Gazeta de Notícias, 7-2-1922.

BARRETO, Lima. Bailes e divertimentos suburbanos. In: BARRETO, Lima. Marginália. Disponível em: http://www.dominiopublico.gov.br/download/texto/bv000154.pdf. Acesso em: 20 abr. 2020.

Fonte: Linguagens em Interação – Língua Portuguesa – Ensino Médio – Volume Único – Juliana Vegas Chinaglia – 1ª edição, São Paulo, 2020 – IBEP – p. 42-45.

Entendendo a crônica:

01 – De acordo com o texto, qual o significado das palavras abaixo:

·        À la diable: expressão em francês que significa “para o diabo”.

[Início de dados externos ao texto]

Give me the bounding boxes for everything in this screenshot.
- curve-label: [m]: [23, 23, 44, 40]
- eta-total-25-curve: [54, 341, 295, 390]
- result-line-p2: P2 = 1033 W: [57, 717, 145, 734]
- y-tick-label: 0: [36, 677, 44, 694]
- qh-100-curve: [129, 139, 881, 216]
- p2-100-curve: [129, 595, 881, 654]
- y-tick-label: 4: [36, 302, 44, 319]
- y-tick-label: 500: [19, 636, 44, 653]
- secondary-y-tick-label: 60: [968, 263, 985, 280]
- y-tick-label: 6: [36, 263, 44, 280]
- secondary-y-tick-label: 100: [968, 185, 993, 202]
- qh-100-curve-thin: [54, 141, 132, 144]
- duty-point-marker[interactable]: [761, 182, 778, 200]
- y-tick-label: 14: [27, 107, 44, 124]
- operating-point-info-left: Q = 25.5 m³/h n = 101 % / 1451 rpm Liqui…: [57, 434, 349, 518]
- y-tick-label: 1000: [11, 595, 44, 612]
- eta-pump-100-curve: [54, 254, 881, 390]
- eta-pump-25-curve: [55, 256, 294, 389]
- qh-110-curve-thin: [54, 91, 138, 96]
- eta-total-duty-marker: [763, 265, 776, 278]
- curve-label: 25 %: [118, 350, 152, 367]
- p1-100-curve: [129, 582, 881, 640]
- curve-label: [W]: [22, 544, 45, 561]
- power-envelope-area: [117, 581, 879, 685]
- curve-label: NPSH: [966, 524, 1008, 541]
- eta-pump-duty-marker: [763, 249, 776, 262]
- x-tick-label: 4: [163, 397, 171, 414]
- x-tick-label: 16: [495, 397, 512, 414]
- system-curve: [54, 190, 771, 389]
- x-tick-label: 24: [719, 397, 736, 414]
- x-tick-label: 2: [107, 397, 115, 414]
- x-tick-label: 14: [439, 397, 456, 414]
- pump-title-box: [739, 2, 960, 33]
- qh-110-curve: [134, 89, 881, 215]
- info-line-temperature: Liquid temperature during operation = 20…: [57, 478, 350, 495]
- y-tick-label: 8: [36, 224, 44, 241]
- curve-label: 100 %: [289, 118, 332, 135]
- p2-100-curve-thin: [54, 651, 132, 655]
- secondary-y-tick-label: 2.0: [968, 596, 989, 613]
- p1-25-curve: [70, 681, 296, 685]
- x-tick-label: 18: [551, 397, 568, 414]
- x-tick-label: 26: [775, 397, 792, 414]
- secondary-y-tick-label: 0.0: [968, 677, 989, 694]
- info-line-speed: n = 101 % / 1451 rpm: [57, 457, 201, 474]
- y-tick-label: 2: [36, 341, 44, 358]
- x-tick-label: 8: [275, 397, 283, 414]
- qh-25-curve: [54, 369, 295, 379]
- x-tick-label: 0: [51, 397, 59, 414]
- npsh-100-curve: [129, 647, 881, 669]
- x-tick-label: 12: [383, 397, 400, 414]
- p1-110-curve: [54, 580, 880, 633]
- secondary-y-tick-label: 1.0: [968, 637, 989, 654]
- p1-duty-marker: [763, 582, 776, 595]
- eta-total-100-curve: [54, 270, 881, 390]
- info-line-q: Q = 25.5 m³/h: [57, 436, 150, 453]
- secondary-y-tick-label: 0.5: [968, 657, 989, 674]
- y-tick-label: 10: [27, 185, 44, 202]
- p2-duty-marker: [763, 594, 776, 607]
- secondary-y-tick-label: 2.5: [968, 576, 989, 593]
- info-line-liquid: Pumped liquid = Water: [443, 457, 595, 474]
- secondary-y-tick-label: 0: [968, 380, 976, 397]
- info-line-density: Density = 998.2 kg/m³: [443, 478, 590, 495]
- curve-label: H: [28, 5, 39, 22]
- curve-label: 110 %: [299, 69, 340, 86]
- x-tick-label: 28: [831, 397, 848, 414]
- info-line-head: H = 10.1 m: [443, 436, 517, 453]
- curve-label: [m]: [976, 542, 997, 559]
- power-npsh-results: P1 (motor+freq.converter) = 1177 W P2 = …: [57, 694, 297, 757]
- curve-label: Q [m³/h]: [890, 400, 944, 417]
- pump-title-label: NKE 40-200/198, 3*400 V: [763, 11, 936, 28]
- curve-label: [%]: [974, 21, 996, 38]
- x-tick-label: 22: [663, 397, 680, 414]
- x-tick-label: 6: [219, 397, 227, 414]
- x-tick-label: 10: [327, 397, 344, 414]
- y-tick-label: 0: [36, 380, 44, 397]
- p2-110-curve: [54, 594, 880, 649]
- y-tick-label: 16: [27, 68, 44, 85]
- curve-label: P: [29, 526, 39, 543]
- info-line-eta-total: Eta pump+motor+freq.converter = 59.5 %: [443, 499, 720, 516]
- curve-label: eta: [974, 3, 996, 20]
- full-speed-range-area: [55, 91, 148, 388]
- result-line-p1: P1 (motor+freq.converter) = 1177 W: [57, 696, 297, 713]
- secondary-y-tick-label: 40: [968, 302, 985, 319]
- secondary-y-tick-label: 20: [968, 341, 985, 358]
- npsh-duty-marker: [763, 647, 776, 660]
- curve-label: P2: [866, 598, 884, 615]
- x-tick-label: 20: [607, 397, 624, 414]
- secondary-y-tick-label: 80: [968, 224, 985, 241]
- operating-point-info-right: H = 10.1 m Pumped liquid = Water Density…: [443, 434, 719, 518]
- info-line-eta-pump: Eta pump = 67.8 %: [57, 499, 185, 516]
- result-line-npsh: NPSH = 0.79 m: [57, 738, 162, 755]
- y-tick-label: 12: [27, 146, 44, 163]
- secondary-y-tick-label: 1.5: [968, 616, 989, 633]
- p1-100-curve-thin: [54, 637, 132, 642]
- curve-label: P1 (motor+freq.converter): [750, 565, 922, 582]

·        Arguto: aquele que tem a capacidade de perceber rapidamente as coisas mais sutis.

·        Mazurca: dança polonesa em compasso ternário; ritmo musical cuja composição instrumental tem as características dessa dança.

·        Fox-trot: dança de salão de origem norte-americana, cuja direção segue o sentido anti-horário, em andamento suave e progressivo.

·        Gatimanha: neologismo do autor.

·        Mafuá: baile popular.

02 – Qual é o cenário inicial da crônica?

      O cenário inicial é uma vizinhança onde há um baile, próximo à casa do narrador, que ele chama de "Vila Quilombo". O narrador descreve os preparativos para a festa e comenta sobre a música ouvida durante a noite.

03 – Por que o narrador pergunta à irmã sobre as danças da época?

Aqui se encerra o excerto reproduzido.